Мишель-Герхард фон Штольц стал другом следователя.

И приятелем всего убойного отдела.

И товарищем всему райотделу милиции.

Но когда, совершенно раскаявшись, стал признаваться в «висяках» одна тысяча девятьсот шестьдесят восьмого года, то вдруг взбрыкнул и потребовал себе адвоката.

— Я требую адвоката! — сказал он.

— Ты че?.. Только мы общий язык нашли.

— Адвоката!

— Зачем в наши сложившиеся отношения впутывать кого-то третьего?

— Адвоката!!

— Ну ладно, коли тебе так приспичило, счас пригласим, — пообещали ему следователи. — Слышь-ка, Михалыч, у нас там в обезьяннике или трезвяке никаких адвокатов теперь нет?

— Счас пошукаем.

— Мне не этого — мне своего! — возмутился Мишель-Герхард фон Штольц. — Я настаиваю, чтобы вы позвонили вот по этому номеру и сказали, что я прошу приехать сюда моего адвоката!

Немедленно!

Прямо сейчас!

Глава 32

Все было уж готово — на поляне, вкруг, вытоптан снег, по краям воткнуты в сугробы сабли. Чуть поодаль стояли возки, подле которых топтались в ожидании ежащиеся от холода секунданты, в стороне от них держался полковой лекарь с саквояжем, в коем хранились хирургические инструменты, бинты да мази.

Все замерзли и пребывали в нетерпении.

— Скоро ль начнем, господа, темнеет уж!

— Даст Бог — с минуты на минуту.

Послышался перестук копыт по мерзлому снегу и скрип полозьев. На поляну выкатилась карета, из распахнутой дверцы которой бодро выскочил Фридрих Леммер — прошелся, картинно сбросил с плеч на снег русский тулуп, запрыгал на месте, будто разминаясь.

Более из кареты никто не вылез, хоть за обледеневшим оконцем смутно угадывалось чье-то припавшее к стеклу лицо.

— Ну что, господа, когда ж приступим? — спросил Фридрих, нетерпеливо переступая на месте. — Мне надобно управиться в четверть часа, к шести я зван на ужин.

Все недоуменно переглянулись:

— Вас только и ждем-с!

И впрямь, все давно были на месте.

Яков стоял с отцом и двумя секундантами, закутавшись в воротник шубы. Заметив его, Фридрих ухмыльнулся.

— Начинайте, начинайте, господа!

Противники сошлись в круг. Один из секундантов, выполняя свою миссию, произнес:

— Господа, не передумал ли кто из вас и не готов ли принести извинений другой стороне, дабы не доводить дело до пролития крови?..

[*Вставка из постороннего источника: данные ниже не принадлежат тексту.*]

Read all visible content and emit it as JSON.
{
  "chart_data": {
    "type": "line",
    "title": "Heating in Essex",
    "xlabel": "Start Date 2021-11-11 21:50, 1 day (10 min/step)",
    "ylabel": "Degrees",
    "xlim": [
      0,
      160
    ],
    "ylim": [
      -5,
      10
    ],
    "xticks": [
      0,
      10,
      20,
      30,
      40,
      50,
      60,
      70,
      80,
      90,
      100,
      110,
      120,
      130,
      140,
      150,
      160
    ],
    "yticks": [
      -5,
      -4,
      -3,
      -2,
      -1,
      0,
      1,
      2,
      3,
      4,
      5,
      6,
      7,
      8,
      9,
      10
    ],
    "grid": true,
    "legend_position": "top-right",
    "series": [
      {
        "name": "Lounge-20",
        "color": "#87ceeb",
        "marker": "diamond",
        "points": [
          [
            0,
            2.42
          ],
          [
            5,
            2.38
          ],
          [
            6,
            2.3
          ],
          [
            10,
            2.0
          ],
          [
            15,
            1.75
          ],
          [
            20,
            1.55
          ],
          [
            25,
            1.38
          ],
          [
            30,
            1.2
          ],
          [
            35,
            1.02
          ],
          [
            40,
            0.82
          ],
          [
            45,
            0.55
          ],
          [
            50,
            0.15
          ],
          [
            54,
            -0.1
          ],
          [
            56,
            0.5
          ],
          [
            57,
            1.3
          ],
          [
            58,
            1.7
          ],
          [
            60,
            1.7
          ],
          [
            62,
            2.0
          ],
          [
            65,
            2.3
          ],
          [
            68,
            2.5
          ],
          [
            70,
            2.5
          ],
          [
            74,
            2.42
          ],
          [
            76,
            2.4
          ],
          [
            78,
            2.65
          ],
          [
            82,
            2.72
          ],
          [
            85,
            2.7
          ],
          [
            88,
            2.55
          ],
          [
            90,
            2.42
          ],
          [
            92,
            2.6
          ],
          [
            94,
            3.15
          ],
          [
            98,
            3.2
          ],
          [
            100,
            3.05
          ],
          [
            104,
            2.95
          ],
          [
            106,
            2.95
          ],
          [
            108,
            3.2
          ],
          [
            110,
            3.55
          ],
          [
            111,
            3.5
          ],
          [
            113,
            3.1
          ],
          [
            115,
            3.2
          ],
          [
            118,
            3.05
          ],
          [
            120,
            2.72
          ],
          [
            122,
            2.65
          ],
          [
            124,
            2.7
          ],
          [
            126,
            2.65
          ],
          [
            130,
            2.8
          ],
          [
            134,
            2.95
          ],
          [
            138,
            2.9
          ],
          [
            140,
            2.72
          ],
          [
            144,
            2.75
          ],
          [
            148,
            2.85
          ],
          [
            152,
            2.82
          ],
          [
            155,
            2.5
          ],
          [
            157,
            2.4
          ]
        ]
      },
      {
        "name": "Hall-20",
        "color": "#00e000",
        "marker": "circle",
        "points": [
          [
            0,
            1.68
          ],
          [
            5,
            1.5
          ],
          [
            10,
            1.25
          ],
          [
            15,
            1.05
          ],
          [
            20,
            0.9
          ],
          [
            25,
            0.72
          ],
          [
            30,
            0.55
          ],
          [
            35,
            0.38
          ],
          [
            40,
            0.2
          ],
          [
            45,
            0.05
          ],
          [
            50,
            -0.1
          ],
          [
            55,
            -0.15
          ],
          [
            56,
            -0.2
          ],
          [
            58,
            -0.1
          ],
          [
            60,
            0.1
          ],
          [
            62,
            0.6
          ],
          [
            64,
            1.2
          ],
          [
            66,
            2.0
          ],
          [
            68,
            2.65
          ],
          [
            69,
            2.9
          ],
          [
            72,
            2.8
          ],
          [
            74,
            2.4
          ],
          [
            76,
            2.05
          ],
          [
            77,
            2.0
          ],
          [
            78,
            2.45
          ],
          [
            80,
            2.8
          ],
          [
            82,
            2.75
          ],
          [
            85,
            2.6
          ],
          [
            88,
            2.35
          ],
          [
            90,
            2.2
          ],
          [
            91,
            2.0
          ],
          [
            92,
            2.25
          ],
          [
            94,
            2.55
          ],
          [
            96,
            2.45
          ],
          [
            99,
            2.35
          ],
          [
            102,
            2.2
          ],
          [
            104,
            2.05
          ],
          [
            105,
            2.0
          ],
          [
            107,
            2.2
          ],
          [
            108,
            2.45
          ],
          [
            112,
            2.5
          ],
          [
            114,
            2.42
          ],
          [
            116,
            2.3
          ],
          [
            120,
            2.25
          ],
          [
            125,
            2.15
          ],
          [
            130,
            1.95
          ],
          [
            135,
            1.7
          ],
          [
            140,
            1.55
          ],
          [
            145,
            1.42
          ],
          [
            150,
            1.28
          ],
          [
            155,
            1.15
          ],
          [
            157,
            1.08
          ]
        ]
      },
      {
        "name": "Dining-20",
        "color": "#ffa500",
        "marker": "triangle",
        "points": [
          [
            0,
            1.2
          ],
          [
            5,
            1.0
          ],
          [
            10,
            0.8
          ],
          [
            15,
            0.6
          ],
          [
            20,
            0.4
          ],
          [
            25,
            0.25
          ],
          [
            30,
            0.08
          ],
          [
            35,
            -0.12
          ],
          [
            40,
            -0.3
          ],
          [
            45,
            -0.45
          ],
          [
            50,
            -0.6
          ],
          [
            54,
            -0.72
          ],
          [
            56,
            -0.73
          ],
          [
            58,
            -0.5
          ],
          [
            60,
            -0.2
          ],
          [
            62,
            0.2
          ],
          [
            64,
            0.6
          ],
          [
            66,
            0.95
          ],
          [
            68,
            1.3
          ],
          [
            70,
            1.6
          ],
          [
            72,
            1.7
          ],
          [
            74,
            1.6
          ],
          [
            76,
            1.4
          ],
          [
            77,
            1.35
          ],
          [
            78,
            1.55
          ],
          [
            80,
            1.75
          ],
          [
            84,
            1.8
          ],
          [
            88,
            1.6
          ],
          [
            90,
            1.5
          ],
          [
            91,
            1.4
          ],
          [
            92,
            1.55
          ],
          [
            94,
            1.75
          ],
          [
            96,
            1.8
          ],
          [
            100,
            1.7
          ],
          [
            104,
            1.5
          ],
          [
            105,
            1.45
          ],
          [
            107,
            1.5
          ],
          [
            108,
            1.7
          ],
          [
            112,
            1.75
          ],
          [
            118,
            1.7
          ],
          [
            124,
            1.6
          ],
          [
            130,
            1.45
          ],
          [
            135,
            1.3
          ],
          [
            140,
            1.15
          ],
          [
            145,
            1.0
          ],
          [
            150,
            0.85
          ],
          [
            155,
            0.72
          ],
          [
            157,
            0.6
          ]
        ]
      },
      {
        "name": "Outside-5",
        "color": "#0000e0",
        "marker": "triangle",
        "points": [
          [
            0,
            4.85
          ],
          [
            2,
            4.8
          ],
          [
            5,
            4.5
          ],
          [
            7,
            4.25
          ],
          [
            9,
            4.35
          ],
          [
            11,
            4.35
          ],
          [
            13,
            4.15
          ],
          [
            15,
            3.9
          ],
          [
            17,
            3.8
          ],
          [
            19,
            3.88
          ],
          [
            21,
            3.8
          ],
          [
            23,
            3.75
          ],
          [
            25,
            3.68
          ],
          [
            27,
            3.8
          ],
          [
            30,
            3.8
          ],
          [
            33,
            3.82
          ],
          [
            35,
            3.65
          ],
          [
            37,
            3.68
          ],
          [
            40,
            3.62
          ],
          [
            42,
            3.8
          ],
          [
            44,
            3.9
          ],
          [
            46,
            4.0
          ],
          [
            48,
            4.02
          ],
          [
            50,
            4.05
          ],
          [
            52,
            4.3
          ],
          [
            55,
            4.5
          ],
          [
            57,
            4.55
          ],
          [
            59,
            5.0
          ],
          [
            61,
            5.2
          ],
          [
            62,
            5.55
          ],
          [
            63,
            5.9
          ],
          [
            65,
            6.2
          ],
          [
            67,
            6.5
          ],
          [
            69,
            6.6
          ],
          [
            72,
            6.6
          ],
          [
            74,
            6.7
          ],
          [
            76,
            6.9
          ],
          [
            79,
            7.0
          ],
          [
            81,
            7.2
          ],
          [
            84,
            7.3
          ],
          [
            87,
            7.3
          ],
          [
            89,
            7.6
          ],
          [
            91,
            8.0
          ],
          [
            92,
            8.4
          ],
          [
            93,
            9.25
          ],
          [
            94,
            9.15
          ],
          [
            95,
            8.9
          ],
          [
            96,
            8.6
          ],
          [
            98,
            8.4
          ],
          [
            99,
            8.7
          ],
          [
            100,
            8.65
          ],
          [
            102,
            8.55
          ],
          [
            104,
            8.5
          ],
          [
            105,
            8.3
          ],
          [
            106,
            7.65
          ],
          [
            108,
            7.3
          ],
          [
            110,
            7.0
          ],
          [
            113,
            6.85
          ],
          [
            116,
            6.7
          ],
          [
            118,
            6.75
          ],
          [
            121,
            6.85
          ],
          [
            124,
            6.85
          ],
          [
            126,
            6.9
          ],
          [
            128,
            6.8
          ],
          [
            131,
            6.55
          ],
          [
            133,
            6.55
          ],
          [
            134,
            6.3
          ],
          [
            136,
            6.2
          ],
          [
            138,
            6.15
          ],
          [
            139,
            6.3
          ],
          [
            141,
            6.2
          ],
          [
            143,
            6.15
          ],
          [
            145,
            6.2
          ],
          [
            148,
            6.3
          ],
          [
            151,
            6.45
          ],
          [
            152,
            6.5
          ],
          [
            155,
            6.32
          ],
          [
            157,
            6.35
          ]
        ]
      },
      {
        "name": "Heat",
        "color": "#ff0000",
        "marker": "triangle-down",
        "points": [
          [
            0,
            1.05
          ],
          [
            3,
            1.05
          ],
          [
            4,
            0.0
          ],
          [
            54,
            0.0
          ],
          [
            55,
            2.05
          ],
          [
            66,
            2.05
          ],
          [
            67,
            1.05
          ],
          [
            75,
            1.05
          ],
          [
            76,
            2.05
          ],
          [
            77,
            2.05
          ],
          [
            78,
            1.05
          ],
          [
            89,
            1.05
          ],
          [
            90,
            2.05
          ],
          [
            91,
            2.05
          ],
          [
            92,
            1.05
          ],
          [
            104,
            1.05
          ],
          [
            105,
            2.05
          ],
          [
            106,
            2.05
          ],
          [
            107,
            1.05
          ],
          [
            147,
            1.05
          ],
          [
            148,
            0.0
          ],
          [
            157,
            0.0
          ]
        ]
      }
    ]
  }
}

— Ну конечно же нет, — ответил Фридрих, притом лицо его выражало столь отчаянную скуку, что всяк мог подумать, что он смертельно устал убивать на дуэлях зарвавшихся русских аристократов.

— Вы, господин Фирлефанц?

— Нет, увольте, — покачал головой Яков.

В сем раздоре примирения быть не могло...

— До каких пор должно продолжать дуэль — до крови, раны ал и смерти? — вновь спросил секундант.

— До смерти! — усмехнулся Фридрих. — Мы ведь не школяры, господа, дабы драться до первой крови. Конечно — до смерти! — да тут же прибавил: — Моего противника.

— До смерти, — кивнул Яков.

Боле вопросов не было, и приступили к делу.

Секунданты вынули из ножен, оглядели шпаги, протянули их противникам. Фридрих небрежно отвел их руки, оставив право выбора за Яковом. Тот, не глядя, принял одну из шпаг, встал, опустив клинок книзу.